Motivation Sales Coaching Training Program in Malaysia | Sales Coaching & Motivation Training |
You can motivate them. You can direct their energies. You can teach them, lead them, and guide them.
But, you can’t really control them. You shouldn’t try. You shouldn’t even want to.
If you want to control employees, you have to watch them all the time. As soon as you’re not looking, they may rebel and go back to doing things their way. That requires you to exercise “eternal vigilance”—which is a rotten way to spend the day and it keeps you from doing anything productive.
Don’t control: coach for results, giving clear directions and defining the goal. Then, trust them.
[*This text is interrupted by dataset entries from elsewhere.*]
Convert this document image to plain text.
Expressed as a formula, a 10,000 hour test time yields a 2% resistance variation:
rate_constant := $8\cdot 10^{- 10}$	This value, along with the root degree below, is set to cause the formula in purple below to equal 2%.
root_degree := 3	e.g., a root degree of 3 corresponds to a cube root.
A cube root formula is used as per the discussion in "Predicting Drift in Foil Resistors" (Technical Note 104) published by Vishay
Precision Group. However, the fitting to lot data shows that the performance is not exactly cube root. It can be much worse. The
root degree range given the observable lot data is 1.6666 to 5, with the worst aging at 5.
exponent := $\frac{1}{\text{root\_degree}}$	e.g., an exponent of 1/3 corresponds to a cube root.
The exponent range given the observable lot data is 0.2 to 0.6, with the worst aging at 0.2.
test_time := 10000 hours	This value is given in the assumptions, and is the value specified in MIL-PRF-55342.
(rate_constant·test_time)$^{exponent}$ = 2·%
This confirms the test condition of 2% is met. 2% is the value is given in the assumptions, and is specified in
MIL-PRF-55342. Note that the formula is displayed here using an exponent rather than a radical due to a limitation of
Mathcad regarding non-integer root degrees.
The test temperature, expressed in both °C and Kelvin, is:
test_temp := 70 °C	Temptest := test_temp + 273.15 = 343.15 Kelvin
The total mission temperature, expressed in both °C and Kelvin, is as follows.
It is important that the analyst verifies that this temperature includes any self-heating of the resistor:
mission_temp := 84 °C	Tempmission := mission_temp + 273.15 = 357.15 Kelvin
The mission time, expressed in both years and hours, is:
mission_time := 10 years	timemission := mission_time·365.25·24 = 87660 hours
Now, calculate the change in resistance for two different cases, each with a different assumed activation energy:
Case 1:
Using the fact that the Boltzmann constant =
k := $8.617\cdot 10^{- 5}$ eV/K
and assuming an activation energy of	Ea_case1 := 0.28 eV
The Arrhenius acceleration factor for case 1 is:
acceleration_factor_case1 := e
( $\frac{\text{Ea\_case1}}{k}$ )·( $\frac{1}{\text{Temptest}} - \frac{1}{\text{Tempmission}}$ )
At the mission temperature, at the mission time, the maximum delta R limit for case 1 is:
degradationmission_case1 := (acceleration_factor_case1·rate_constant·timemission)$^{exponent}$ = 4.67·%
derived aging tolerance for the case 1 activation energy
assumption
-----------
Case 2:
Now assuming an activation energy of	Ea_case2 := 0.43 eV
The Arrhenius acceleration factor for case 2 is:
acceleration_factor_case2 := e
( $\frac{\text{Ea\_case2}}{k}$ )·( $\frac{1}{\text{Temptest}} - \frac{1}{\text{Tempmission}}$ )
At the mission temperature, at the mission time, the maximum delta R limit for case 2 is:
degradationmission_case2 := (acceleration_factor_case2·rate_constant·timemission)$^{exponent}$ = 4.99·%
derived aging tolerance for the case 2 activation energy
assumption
When you evaluate their job performance and related workplace behaviors, put your perceptions to this test:
“Is what they’re doing wrong or is it just different from the way I’d do it?”
Too many supervisors manage by the “my way or the highway” standard. They view a different approach as a threat to their authority.
You can waste a lot of time and engender a lot of anger and resentment if you make people undo and redo things they did competently the first time.
Part of your job as manager/coach is to learn your workers’ individual work styles and allow them to do things their way whenever possible—as long as they get the results you want, when you want them.
The same goes when you’re called on to edit their written work. You must, of course, edit for clarity and accuracy. You should help them achieve concision. But, when it comes to idiom and voice— the way an individual “sounds” on paper—let them be them.
Let these three slogans guide you:
If it is not broken, don’t fix it: This sounds simple, but it’s worth keeping in the back of your mind when you’re tempted to do something untoward.
If it is broken, let them fix it: They’ll take ownership and be more motivated because of it.
If they can’t fix it, fix it with them: That’s an essential part of leadership and teamwork.
“You don’t want compliant slaves. You want effective, creative, and competent colleagues.”